In order to further localize the DNA-binding domain, we made a series of fusion constructs encoding decreasing lengths of Prod sequence around the central part of the protein (Fig. 1) and tested their ability to bind DNA in a gel-shift assay (13). In the gel-shift experiments we used the same 232 bp fragment containing 4.5 repeats of Prodsat as in the footprinting experiments shown above. We have separately tested a wide variety of binding conditions (salt, carrier and protein concentrations) for each construct in order to recognize if any remnant of DNA-binding ability could have been retained. Figure 5 shows that, out of the GST-fusion constructs tested, only four were capable of shifting the Prodsat-containing DNA fragment (data for 14 and 7, that also did not bind DNA, are not shown). While the smallest of these, GST–19, clearly retained DNA-binding activity, the resulting weaker shift shown in Figure 5 (lane marked 19) could only be obtained if 50 times more protein was used compared to the other constructs (lanes marked P, 28 and 25), suggesting that GST–19 has a much lower affinity for Prodsat sequences. It is also notable that with construct 28 binding could be obtained only if the carrier DNA concentration was decreased. This suggests a decreased sequence specificity of 28 compared to that of P and 25. Taken together, our results indicate that the smallest peptide that can bind Prodsat with an affinity comparable to that of the full-length protein is 25.

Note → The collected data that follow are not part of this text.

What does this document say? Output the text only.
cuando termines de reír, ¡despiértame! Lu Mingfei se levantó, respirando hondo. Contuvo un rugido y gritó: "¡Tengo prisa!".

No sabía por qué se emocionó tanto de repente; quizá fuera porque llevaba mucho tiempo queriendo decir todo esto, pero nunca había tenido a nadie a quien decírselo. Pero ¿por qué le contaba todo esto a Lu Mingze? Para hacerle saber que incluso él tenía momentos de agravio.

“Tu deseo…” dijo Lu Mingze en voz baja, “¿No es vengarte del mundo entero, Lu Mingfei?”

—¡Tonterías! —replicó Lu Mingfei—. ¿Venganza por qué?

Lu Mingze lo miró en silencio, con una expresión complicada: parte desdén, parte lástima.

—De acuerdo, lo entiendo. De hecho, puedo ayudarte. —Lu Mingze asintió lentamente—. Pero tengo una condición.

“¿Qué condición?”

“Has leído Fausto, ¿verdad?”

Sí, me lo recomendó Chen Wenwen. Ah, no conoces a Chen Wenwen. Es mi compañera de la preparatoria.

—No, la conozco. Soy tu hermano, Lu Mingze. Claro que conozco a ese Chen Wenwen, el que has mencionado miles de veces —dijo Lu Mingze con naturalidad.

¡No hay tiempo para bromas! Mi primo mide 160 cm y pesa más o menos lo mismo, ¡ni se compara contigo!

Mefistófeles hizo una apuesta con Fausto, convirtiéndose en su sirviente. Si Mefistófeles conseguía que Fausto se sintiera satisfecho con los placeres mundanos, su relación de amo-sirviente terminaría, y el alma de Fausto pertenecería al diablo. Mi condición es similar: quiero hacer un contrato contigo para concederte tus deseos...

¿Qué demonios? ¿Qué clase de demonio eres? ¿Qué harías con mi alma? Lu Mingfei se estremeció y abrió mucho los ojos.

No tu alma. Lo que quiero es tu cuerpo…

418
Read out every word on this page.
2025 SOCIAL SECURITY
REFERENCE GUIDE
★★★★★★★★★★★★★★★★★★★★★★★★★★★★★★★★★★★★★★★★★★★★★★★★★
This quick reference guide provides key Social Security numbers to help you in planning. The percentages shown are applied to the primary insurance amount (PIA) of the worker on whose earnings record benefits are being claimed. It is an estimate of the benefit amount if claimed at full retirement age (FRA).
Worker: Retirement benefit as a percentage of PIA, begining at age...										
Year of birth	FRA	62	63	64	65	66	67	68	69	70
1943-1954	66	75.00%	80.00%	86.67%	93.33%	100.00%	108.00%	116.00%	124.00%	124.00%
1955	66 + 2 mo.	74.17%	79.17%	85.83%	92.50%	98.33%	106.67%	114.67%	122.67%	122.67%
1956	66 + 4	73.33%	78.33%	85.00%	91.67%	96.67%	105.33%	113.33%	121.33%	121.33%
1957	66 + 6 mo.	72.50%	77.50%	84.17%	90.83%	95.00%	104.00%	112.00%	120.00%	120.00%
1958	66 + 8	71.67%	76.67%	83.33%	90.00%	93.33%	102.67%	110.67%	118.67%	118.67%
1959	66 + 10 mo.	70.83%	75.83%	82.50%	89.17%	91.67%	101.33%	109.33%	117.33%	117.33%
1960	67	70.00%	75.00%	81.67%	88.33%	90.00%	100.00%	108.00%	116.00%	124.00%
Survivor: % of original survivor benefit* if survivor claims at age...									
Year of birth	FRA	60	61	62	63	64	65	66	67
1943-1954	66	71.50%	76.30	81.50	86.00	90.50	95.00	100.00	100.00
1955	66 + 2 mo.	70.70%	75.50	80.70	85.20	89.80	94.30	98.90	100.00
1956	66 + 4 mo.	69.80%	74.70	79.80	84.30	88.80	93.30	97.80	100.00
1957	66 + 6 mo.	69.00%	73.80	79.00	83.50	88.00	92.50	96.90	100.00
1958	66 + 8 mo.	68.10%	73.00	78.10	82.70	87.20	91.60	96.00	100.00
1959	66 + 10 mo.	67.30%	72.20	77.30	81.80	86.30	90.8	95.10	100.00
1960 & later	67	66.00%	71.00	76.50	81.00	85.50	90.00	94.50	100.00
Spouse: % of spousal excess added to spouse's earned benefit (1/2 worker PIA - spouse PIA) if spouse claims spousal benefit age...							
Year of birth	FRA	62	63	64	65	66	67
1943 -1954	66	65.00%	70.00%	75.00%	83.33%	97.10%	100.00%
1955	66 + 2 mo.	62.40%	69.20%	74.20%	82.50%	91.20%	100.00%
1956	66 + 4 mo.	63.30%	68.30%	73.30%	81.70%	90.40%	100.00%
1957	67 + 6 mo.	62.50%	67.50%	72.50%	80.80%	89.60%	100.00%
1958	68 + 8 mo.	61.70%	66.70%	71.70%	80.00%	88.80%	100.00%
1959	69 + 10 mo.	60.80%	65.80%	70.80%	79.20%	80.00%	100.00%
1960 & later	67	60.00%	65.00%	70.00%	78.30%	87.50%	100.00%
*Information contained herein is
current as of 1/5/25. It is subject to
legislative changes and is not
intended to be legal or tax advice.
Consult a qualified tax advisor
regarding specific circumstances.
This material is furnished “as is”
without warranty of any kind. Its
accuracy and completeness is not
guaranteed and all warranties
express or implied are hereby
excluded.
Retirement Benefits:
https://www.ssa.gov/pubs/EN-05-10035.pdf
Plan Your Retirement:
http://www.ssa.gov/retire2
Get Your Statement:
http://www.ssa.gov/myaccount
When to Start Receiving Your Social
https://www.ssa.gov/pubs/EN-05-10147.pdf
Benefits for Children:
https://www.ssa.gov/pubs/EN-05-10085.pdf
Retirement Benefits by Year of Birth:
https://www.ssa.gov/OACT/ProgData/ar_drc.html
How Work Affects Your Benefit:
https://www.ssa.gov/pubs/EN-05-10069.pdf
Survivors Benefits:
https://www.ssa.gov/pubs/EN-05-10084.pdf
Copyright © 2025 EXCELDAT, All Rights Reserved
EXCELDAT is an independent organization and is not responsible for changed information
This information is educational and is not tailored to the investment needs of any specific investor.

Capability of the different Prod fusion constructs to bind DNA. Autoradiogram of a gel-shift made with the GST–Prod fusion constructs using the 4.5 Prodsat probe. The sample in lane C corresponds to the free DNA probe (control lane, no protein added). Samples in the other lanes contained the fusion protein designated above each lane (Fig. 1A). A wide variety of different binding conditions had been tested before for each construct (also see text) and this figure shows only the optimized binding conditions achieved. Binding reactions with *GST*, 28, 19, 16, 13 and 15 contained 1 µg carrier DNA while reactions with P and 25 contained 3 µg carrier DNA for optimal results. Lane P contains 0.5 µg protein and the relative amounts of proteins added to the other reactions were as follows: P:1, 25:2, 28:4, 19:100, 16:200, 13:200, 15:200 and *GST*:200.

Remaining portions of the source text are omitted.